1830250 Members
3547 Online
110000 Solutions
New Discussion

script tips help

 
SOLVED
Go to solution
sheevm
Regular Advisor

script tips help

Hi All,

I have in my put file, each line contains "|" delimiter. I have to process this file counting the number of pipes. If the count is not 18 I have to put those line into a different files.

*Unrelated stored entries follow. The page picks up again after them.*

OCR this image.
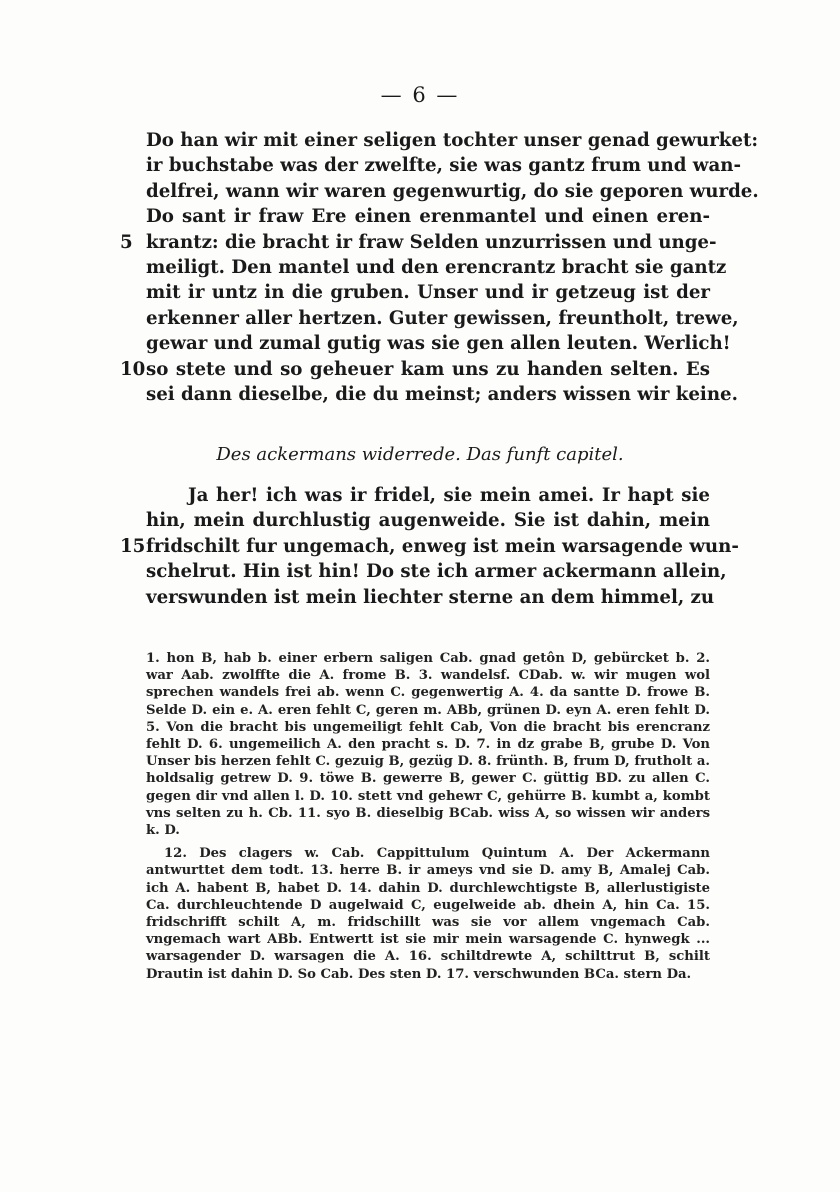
— 6 —
Do han wir mit einer seligen tochter unser genad gewurket:
ir buchstabe was der zwelfte, sie was gantz frum und wan-
delfrei, wann wir waren gegenwurtig, do sie geporen wurde.
Do sant ir fraw Ere einen erenmantel und einen eren-
5 krantz: die bracht ir fraw Selden unzurrissen und unge-
meiligt. Den mantel und den erencrantz bracht sie gantz
mit ir untz in die gruben. Unser und ir getzeug ist der
erkenner aller hertzen. Guter gewissen, freuntholt, trewe,
gewar und zumal gutig was sie gen allen leuten. Werlich!
10 so stete und so geheuer kam uns zu handen selten. Es
sei dann dieselbe, die du meinst; anders wissen wir keine.
Des ackermans widerrede. Das funft capitel.
Ja her! ich was ir fridel, sie mein amei. Ir hapt sie
hin, mein durchlustig augenweide. Sie ist dahin, mein
15 fridschilt fur ungemach, enweg ist mein warsagende wun-
schelrut. Hin ist hin! Do ste ich armer ackermann allein,
verswunden ist mein liechter sterne an dem himmel, zu

1. hon B, hab b. einer erbern saligen Cab. gnad getôn D, gebürcket b. 2. war Aab. zwolffte die A. frome B. 3. wandelsf. CDab. w. wir mugen wol sprechen wandels frei ab. wenn C. gegenwertig A. 4. da santte D. frowe B. Selde D. ein e. A. eren fehlt C, geren m. ABb, grünen D. eyn A. eren fehlt D. 5. Von die bracht bis ungemeiligt fehlt Cab, Von die bracht bis erencranz fehlt D. 6. ungemeilich A. den pracht s. D. 7. in dz grabe B, grube D. Von Unser bis herzen fehlt C. gezuig B, gezüg D. 8. frünth. B, frum D, frutholt a. holdsalig getrew D. 9. töwe B. gewerre B, gewer C. güttig BD. zu allen C. gegen dir vnd allen l. D. 10. stett vnd gehewr C, gehürre B. kumbt a, kombt vns selten zu h. Cb. 11. syo B. dieselbig BCab. wiss A, so wissen wir anders k. D.

12. Des clagers w. Cab. Cappittulum Quintum A. Der Ackermann antwurttet dem todt. 13. herre B. ir ameys vnd sie D. amy B, Amalej Cab. ich A. habent B, habet D. 14. dahin D. durchlewchtigste B, allerlustigiste Ca. durchleuchtende D augelwaid C, eugelweide ab. dhein A, hin Ca. 15. fridschrifft schilt A, m. fridschillt was sie vor allem vngemach Cab. vngemach wart ABb. Entwertt ist sie mir mein warsagende C. hynwegk ... warsagender D. warsagen die A. 16. schiltdrewte A, schilttrut B, schilt Drautin ist dahin D. So Cab. Des sten D. 17. verschwunden BCa. stern Da.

Basically spilt the files into two.

on file with lines that has 18 pipes.
other lines.

Please see the sample input line:

C|2630|000000058|No Item Name Available||9||||||||1|1|1|1|1|N

thanks
be good and do good
25 REPLIES 25
Peter Nikitka
Honored Contributor
Solution

Re: script tips help

Hi,

18 delimiters == 19 fields; awk solution:

awk -F'|' 'NF != 19' infile >outfile

mfG Peter
The Universe is a pretty big place, it's bigger than anything anyone has ever dreamed of before. So if it's just us, seems like an awful waste of space, right? Jodie Foster in "Contact"
Bob E Campbell
Honored Contributor

Re: script tips help

After thinking about it I thought that keeping this code dumb was the best option. I suggest the following...

#! /usr/bin/sh

LINE="C|2630|000000058|No Item Name Available||9||||||||1|1|1|1|1|N"

numFields=1
subLINE=${LINE#*\|}

while [[ ${subLINE} != ${LINE} && -n ${subLINE} ]]
do
(( numFields = $numFields + 1 ))
subLINE=${subLINE#*\|}
done

print "$numFields"


Add your "read LINE" and similar code as needed.
Hein van den Heuvel
Honored Contributor

Re: script tips help

awk -F'|' 'NF != 19' infile >outfile

Peters solution will give the bad lines.

You woudl need a secong run over the file to give the good lines:

awk -F'|' 'NF == 19' infile > good

Or combine them with

awk -F'|' 'NF==19 {print} NF!=19{print > "Bad.txt\"' Good.txt


Or

awk -F'|' '{ if (NF==19) {print} else {print > "Bad.txt\"}' Good.txt

Hein.



Hein van den Heuvel
Honored Contributor

Re: script tips help

Ooops, remove teh \ from \" in my suggestions. Testing on Windoze again...

Hein.
sheevm
Regular Advisor

Re: script tips help

All,

Thanks a lot for the tips. I will try and let you know and assign points.

kesh
be good and do good
sheevm
Regular Advisor

Re: script tips help

Hi All,

The solution works with two passes. For some reason I am not able to make it work with one pass. I can live with it for now.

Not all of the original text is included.